Free markets under provide public goods such as national defence, law and order, primary education, basic health, infrastructure, and research and development, namely goods that benefit people other than the producers or consumers. Equally markets can overproduce goods that impose costs beyond those borne by the producer: traffic congestion, pollution, the depletion of natural resources, etc. In addition the existence of monopolies, the lack of fully developed markets (especially for capital and insurance), and gaps in the supply of information may result in inefficient resource allocation and yield savings and investment rates that are less than optimal. Market mechanisms may thus produce insufficient growth as well as macroeconomic imbalances, such as balance of payments deficits and underemployment.
Restrictive business practices tend to interfere with the efficient use of economic resources and thus reduce economic growth and welfare, with particularly adverse effects on developing countries. Such practices include: cartel activities; export prohibitions; agreements on market distribution and allocation; tying of the supply of inputs including raw materials and components; restrictions specified in contracts for the transfer of technology; arbitrary transfer pricing between the parent company and its affiliates; monopoly practices.
In the 1990s, as Japan struggled to revive its economy and avert a global recession, it was under enormous pressure to make itself more efficient and thus stimulate a new burst of economic growth. But it found itself profoundly torn, for efficiency would come at the price of egalitarianism and other values that many Japanese regard as at least as important as economic growth.

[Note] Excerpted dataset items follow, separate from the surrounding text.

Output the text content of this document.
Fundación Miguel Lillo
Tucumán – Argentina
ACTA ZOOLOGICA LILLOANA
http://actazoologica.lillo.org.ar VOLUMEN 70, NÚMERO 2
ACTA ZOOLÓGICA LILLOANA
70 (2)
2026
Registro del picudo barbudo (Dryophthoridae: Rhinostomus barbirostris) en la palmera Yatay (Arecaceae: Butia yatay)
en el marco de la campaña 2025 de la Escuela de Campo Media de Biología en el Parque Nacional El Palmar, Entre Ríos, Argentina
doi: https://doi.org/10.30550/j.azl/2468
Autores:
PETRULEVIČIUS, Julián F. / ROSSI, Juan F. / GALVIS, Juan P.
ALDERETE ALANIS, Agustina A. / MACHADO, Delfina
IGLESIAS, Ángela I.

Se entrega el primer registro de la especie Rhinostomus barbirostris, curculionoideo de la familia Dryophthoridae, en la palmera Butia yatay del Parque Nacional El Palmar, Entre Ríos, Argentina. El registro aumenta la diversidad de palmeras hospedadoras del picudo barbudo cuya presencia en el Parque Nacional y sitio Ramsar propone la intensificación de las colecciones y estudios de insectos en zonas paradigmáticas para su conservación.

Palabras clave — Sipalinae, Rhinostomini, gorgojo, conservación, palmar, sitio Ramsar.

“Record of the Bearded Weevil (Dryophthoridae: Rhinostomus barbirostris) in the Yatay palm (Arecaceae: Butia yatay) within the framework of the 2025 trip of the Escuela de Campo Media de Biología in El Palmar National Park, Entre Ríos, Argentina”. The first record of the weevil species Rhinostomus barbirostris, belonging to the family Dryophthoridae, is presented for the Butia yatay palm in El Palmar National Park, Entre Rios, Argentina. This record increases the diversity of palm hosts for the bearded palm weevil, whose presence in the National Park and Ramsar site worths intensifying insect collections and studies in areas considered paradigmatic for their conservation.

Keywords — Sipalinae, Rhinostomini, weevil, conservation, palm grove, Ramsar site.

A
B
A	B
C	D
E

Conventional economic wisdom holds that freedom of enterprise and the profit motive produce economic efficiency. This is correct to the extent that economic theory defines such efficiency in precisely the way that those intending to maximize the return on their investment would wish. But when efficiency is defined as applying existing productive capacity to meet existing human needs, then it is immediately apparent how inefficient the global economic system presently is.
Both the International Monetary Fund (IMF) and the World Bank (WB) impose upon developing countries Draconian measures designed to promote economic growth and stability, most often at the price of extreme human suffering and environmental damage. Such measures fly in the face of the best learnings of the developed world about the need to manage economic development carefully if the populace and the environment are to benefit in the long run.